Yesterday, we talked about TIG Welding when it comes to Aluminum, so today we move on to TIG Welding Brass. What is brass? Brass is a type of metal alloy that has been made from the combination of copper and zinc. The portions of the two mentioned will depend and can be varied to be able to create a wide range of brasses that have varying properties. In a way, we can say that brass is some sort of substitutional alloy. The atoms of these two may replace each other as long as they are withing the same crystal structure.
Yesterday we also learn a little bit about TIG Welding. TIG is the most complicated welding process to learn but the results you will yield in the end will prove to be worth it. In TIG, you will be need three main ingredients to perfect your weld and these are heat, shielding, and filler metal. If you can look back on our article yesterday, you will remember that TIG will require both of your hands when working, and this is what makes it complicated. The heat will be passing through the tungsten electrode thus creating an arc to the metal. Electricity will supply the heat. The shielding gas will come from a compressed bottle of gas in order to protect the metal being welded from air. And lastly, the filler metal is just a simple wire that will be dipped by hand into the arc to be melted.
Before you weld, please make sure that your PPE is complete because TIG is a bit radioactive so protect yourself properly. Check you materials if everything is working as it should be. Check also the wires for short circuits and the tubes for any leakages. Make sure that everything that you need is withing arms reach.

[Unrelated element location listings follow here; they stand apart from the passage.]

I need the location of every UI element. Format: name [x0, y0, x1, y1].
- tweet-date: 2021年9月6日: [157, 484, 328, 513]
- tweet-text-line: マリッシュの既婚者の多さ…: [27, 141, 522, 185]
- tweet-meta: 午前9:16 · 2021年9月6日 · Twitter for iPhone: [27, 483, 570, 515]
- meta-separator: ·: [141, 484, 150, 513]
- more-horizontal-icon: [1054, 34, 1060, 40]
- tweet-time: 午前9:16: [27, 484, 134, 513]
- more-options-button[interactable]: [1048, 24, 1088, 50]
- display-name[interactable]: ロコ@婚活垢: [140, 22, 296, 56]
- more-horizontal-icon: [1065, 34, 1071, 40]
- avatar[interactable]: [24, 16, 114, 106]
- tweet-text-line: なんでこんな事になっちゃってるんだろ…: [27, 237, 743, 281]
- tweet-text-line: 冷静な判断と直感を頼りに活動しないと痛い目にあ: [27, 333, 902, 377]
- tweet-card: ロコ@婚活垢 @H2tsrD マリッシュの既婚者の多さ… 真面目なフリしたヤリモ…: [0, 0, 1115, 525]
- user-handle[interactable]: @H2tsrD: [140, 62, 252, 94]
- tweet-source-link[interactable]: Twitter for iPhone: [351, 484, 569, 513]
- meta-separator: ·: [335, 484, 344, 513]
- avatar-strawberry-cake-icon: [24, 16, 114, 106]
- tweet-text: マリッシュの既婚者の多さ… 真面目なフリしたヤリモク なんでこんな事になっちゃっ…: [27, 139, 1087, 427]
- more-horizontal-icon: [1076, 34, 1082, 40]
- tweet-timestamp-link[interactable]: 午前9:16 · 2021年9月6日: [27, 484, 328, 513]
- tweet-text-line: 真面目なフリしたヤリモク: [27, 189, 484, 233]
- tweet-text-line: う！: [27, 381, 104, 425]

Now, a great thing about TIG is that it is able to weld just about any metal and this includes brass. This is made possible because the main gasses that are used are noble inert gasses. A thing to remember about these types of gasses is that their properties in no way alters the weld properties. TIG is simply pure heat and compatibility of the filler wire. Since brass is a copper alloy, you will have to use pure Argon but sometimes, other welders also use a combination of Argon and Helium (75/25). I am not sure if this happens to everyone but usually, the weld will have a muddy feel to it but I believe that this can be reduce by lowering the heat. Look closely at the metal, if it’s too dark, you are using too much heat. An expert welder said that a technique for copper alloys would be to keyhole the root open on the joint. This means that you will strike your arc and then, create a keyhole that is to be followed by dipping the filler wire into it. Keep repeating until you are done.